You can do that by removing white spaces, line breaks, comments, and other types of information that isn’t strictly required. This process is called minification. The resulting code will be harder to read, so this is best done once a site is fully built and isn’t likely to require major changes.

It’s worth noting that minifying a single HTML or CSS file won't make much of a difference. However, most websites include dozens of these files, so minification can have a significant impact on your loading times when done right.

Of course, minifying a file would take up a lot of time if you did it by hand. To save time you can use a service such as HTML Minifier or CSSNano to take care of the process for you. With both tools, all you have to do is input the code, run the tool, and save the minified version.

2. Optimise Your Images

Almost every website these days features plenty of images. The problem is that those images can weigh a lot, particularly the more high-quality files.

Instead of foregoing images, you can 'optimise' or compress yours, so they take up less space and load faster for your users. There are plenty of tools you can use to optimise images quickly, without noticeably impacting their quality.

A popular option is called TinyPNG, which enables you to upload up to 20 images at a time and compresses them in seconds:

Compress Images For Seo

After your images are ready, you'll be able to download them. Then, you can upload them to your site as usual.

3. Leverage browser caching

In some cases, the websites you visit will save some of their files to your device’s browser. That way, you'll need to load less data during subsequent visits, so the site will feel faster. This process is referred to as 'browser caching'.

You can leverage browser caching on your own website as well. This involves determining what files should be saved to visitors’ computers. To do that, you’ll need to give instructions to your server, which you can do by modifying the .htaccess file.

If you're using WordPress, then this process is a lot simpler. There are plenty of plugins that will leverage browser caching for you, which is handy if you’re not a developer.

4. Remove render-blocking JavaScript

When Google PageSpeed Insights analyzes your website, it presents you with multiple metrics related to your loading times. One of those concerns Above The Fold (ATF) content. This refers to the part of a web page that’s visible when it first loads, before the user does any scrolling:

Google  Page  Insights  Analysis

Everything after this is Below The Fold (BTF) content. Ideally, you want ATF content to render as quickly as possible, while BTF content can wait. The problem is that a lot of third-party scripts will start loading before they really need to.

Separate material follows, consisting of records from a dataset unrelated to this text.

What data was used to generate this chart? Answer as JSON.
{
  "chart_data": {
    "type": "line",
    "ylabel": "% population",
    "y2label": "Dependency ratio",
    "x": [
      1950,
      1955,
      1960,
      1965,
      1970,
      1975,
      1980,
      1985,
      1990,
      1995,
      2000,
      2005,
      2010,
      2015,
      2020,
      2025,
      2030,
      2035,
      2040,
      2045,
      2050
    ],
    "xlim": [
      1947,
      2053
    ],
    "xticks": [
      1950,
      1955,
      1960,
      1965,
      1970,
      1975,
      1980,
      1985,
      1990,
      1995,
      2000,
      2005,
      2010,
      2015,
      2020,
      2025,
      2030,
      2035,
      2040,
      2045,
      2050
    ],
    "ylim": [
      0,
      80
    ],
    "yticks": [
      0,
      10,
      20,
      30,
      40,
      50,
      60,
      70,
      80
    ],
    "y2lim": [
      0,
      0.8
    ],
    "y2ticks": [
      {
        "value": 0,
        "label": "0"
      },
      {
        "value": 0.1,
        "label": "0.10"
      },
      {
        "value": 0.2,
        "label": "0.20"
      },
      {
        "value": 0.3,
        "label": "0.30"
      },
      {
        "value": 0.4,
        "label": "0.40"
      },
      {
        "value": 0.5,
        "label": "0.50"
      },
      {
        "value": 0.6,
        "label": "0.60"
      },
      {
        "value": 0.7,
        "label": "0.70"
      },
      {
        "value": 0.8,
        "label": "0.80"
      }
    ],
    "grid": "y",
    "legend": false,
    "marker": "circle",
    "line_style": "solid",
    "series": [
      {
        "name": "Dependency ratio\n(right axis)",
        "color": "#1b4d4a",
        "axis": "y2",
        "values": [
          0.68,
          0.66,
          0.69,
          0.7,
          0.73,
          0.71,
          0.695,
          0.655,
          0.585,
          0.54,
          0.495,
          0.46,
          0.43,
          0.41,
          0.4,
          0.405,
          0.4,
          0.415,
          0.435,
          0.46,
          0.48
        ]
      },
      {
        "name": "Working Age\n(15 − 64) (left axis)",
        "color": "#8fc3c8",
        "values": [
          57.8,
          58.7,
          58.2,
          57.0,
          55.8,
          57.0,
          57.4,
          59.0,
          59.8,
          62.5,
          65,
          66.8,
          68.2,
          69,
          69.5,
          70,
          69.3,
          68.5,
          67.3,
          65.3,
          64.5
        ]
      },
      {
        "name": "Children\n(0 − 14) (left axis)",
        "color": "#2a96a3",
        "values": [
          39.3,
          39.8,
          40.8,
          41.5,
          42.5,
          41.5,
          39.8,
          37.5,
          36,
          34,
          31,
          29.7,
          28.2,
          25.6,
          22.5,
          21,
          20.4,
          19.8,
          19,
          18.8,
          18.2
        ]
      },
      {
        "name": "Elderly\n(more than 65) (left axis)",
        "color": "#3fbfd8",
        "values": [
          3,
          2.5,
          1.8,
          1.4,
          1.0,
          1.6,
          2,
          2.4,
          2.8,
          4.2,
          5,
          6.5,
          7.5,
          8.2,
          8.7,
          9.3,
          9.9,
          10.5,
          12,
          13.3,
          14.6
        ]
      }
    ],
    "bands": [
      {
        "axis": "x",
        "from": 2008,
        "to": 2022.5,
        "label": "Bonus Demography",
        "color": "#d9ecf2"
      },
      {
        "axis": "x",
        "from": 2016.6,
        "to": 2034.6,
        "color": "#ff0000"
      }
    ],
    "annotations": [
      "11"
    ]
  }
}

Imagine, for example, that you add some code which connects your website to an analytics platform. If that code is configured to load before the rest of your content, it can make your website feel slower. You want the content your users will see first to be prioritized above everything else.

The solution to this problem is to identify render-blocking JavaScript snippets on your pages, and configure them so they can load a bit later. In practice, this likely means you'll need to dive into your website's code, so it’s a technique to implement carefully.

Conclusion

At its core, Google PageSpeed Insights is all about improving your website's performance. The lower your score is, the more you’ll need to work on. However, you'd be surprised at how much of a difference even a few small tweaks can make to your loading times.

Your PageSpeed Insights score is directly tied to your site's performance. Fortunately, there are plenty of effective ways to improve both:

  1. Minify your HTML and CSS.
  2. Optimise your images.
  3. Leverage browser caching.
  4. Remove render-blocking JavaScript.